Carol Hales Allen found herself in Glamis in 1940 because the school was without a teacher.  She reported for the job, married the store keeper, helped run the general store, and was Postmaster during “Patton’s Army’ training days on the California-Arizona desert.  Here’s how she explained it. 
“I was born in Iowa and raised in Kansas.  I was tired of teaching school in Kansas and decided to come to California.  My sister and her husband were living in Alameda and I went into a business venture with them that didn’t work out.  So I got a California teaching credential and I learned that there was a vacancy at Glamis.  So I got on the railroad train and came to Glamis.  I had no idea where it was.  That was in 1940, and I was 39 years old.”

The following is from Carol Hales Allen:
I arrived in Glamis by train from Alameda, California with much that I owned in a small trunk.  It was Labor Day Weekend, 1940.  I had been in the produce business in a meat market with Bill and Marie Johnson, my sister and her husband, and it just did not work out.  I applied for a Teaching Credential at Sacramento and received one for one year.  I had my degree from Pittsburgh, Kansas. 
I had gotten a job at Glamis at the Teachers’ Agency in San Francisco.  Al, the school board member selected, met me.  He said I asked as I got off the train, “Which way out of here?”
I saw no hard-topped road, only sand hills from North to South as far as I could see.  I think I was momentarily stunned by the immensity of the desert, my home for the coming school year.  We two people by those lonely railroad tracks seemed very small as the locomotive whistled its way through the distance. 
There was a schoolhouse beside the desert road that led into town, a group of railroad employees’ houses along the tracks, a wide open desert and a store across the way.  I was here to teach a rural school of eight grades. 
My pupils proved to be children of the railroad workers.  There were about twenty of them.  My home was a box car made into living quarters. The workers lived in two-box car houses with a concrete slab between and a weather cover over it.
I learned that Glamis was named for a castle in 1600 Scotland, and was pronounced “Glahmus.”  The castle is mentioned in Shakespeare’s MacBeth. 

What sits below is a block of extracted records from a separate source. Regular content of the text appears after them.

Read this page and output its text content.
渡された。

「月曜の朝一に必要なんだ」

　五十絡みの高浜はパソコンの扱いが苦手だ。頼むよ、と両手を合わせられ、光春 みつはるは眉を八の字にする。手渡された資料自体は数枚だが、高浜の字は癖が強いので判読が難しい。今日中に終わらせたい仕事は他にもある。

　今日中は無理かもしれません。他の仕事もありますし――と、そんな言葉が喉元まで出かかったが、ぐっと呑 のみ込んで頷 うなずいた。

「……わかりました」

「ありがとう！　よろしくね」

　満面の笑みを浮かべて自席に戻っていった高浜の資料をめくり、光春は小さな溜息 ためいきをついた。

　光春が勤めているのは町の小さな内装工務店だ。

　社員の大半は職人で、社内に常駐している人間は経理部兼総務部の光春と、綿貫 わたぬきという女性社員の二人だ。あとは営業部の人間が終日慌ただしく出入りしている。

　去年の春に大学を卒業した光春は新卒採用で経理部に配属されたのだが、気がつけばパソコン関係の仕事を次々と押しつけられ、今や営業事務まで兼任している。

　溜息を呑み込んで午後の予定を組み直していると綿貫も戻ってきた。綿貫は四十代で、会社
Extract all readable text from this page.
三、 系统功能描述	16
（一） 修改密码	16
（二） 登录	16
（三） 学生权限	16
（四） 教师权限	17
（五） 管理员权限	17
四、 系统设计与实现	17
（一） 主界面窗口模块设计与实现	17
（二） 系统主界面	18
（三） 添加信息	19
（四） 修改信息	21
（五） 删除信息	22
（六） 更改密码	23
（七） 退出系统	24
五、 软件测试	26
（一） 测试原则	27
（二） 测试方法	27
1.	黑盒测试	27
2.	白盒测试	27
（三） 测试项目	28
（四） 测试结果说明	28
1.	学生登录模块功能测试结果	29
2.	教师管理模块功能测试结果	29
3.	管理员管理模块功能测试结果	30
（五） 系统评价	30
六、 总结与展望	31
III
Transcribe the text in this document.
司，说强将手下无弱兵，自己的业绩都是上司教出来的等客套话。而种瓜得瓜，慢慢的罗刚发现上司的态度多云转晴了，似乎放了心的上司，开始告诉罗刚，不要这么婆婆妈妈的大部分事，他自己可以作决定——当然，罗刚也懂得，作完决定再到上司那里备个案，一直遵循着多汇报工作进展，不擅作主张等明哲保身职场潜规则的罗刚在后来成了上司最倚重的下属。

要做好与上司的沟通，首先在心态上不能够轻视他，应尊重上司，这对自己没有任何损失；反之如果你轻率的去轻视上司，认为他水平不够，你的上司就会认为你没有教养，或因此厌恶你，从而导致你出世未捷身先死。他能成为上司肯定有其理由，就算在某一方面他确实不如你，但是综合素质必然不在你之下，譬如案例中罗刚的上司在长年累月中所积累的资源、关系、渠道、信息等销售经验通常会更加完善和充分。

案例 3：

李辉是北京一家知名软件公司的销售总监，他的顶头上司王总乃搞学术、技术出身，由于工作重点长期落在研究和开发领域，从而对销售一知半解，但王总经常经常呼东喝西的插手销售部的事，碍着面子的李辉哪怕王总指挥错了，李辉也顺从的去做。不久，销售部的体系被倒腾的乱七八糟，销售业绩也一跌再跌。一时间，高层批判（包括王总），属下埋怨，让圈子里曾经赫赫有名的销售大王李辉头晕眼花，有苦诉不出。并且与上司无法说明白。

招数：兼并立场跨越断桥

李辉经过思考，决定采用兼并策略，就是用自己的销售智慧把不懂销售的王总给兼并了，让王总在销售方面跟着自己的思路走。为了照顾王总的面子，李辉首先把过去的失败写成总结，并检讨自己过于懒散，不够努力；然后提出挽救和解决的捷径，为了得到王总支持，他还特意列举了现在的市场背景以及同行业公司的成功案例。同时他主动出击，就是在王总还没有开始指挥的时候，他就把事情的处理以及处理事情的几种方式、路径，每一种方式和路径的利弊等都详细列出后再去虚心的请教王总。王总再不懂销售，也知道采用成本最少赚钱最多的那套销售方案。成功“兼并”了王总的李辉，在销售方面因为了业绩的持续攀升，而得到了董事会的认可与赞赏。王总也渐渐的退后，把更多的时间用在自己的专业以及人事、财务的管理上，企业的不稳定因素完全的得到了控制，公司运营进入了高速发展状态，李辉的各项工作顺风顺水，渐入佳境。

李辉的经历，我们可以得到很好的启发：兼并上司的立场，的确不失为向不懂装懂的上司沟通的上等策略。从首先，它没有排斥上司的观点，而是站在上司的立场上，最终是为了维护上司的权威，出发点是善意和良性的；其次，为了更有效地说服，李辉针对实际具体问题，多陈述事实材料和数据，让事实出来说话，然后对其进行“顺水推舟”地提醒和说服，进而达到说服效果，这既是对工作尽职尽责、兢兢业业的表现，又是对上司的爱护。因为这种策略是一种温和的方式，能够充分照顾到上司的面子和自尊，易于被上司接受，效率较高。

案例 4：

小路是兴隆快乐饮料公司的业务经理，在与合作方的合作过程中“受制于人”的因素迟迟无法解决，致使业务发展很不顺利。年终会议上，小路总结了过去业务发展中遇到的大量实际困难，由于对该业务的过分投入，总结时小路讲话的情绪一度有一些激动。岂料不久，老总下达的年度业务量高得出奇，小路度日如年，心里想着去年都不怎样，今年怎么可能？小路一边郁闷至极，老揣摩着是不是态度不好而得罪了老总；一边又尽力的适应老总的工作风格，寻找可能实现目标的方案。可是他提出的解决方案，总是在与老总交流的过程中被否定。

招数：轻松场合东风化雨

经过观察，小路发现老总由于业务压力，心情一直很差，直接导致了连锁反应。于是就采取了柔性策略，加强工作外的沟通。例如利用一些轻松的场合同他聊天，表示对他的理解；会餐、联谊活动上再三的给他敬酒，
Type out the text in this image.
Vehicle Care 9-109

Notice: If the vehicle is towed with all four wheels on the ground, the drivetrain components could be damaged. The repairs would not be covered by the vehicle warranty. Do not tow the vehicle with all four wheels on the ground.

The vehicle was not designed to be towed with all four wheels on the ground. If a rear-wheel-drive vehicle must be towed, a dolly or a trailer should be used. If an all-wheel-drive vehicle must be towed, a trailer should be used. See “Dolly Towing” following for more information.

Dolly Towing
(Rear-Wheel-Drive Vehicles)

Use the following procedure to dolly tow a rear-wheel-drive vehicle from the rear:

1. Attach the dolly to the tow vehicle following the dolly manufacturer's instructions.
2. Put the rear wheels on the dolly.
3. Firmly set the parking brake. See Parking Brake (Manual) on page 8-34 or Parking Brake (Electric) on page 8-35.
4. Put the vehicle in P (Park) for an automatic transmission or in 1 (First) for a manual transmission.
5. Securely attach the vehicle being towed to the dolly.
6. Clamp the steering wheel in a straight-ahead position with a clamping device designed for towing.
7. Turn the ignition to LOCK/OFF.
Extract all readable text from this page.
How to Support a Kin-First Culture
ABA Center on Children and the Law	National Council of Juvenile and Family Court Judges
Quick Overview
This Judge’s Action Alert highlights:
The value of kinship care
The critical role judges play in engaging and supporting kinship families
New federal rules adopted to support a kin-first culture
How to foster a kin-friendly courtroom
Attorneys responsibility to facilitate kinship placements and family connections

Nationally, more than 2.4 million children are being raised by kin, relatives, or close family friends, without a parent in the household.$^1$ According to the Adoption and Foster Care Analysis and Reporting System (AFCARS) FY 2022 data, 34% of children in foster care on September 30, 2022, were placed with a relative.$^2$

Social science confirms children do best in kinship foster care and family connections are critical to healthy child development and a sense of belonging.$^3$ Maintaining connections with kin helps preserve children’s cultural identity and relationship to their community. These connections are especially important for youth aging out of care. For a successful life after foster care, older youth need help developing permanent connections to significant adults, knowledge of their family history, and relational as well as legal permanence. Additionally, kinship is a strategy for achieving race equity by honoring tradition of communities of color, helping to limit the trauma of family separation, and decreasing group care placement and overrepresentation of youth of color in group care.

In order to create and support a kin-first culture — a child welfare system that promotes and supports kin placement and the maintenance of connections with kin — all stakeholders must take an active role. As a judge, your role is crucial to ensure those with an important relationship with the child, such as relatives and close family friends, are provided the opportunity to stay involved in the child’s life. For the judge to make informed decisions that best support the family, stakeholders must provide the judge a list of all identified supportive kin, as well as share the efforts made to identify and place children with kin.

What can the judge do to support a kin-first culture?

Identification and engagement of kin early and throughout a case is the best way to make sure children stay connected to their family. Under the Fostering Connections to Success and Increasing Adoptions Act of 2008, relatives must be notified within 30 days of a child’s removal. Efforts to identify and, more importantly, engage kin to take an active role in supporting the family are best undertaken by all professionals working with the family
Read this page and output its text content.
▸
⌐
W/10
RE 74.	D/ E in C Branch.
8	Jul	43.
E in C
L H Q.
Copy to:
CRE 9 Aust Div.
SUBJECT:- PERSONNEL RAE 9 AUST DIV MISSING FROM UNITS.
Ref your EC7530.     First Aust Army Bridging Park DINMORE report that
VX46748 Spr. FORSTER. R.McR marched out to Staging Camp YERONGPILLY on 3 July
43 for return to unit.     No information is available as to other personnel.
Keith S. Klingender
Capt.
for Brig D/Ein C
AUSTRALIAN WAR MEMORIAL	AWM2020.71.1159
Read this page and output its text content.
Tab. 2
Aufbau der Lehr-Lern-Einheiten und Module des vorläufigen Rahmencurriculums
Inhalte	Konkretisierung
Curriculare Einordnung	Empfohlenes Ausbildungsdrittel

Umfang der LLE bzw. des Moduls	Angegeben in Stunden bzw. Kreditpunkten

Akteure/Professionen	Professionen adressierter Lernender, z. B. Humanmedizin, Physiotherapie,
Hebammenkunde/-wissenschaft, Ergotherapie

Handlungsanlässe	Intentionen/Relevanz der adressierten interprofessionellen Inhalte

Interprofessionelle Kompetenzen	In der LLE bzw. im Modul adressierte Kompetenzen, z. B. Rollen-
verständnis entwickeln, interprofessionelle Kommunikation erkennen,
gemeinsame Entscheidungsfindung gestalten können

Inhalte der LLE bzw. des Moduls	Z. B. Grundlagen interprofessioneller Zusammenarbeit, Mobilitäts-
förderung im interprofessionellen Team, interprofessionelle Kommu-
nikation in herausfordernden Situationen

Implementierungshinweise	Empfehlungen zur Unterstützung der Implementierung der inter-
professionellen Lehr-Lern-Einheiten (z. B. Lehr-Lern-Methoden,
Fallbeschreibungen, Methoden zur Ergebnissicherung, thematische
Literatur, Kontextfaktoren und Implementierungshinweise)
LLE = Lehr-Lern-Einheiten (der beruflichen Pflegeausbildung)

The Schoolhouse where Carol taught all eight grades in one room stood across the highway from the old GLAMIS STORE.  It was made from two box cars and was very sturdy, efficient, and comfortable. 



M.L. “Al” Allen

Al Allen, Carol’s husband, had built the GLAMIS STORE in 1937, and run it alone until their marriage in 1941.  After the Ogilby Store burned in 1939, the GLAMIS STORE was the only place to buy supplies in the dunes between Brawley and Yuma.  Mr. Allen died in 1958, leaving the Glamis property to Carol.  Al had been trained as a carpenter, had worked in an oil refinery, had tried mining gold and several other trades during his lifetime.  The GLAMIS STORE became a community gathering place for the railroad crew members, for the miners who came in from surrounding areas and for those who lived there for their health to pick up their mail.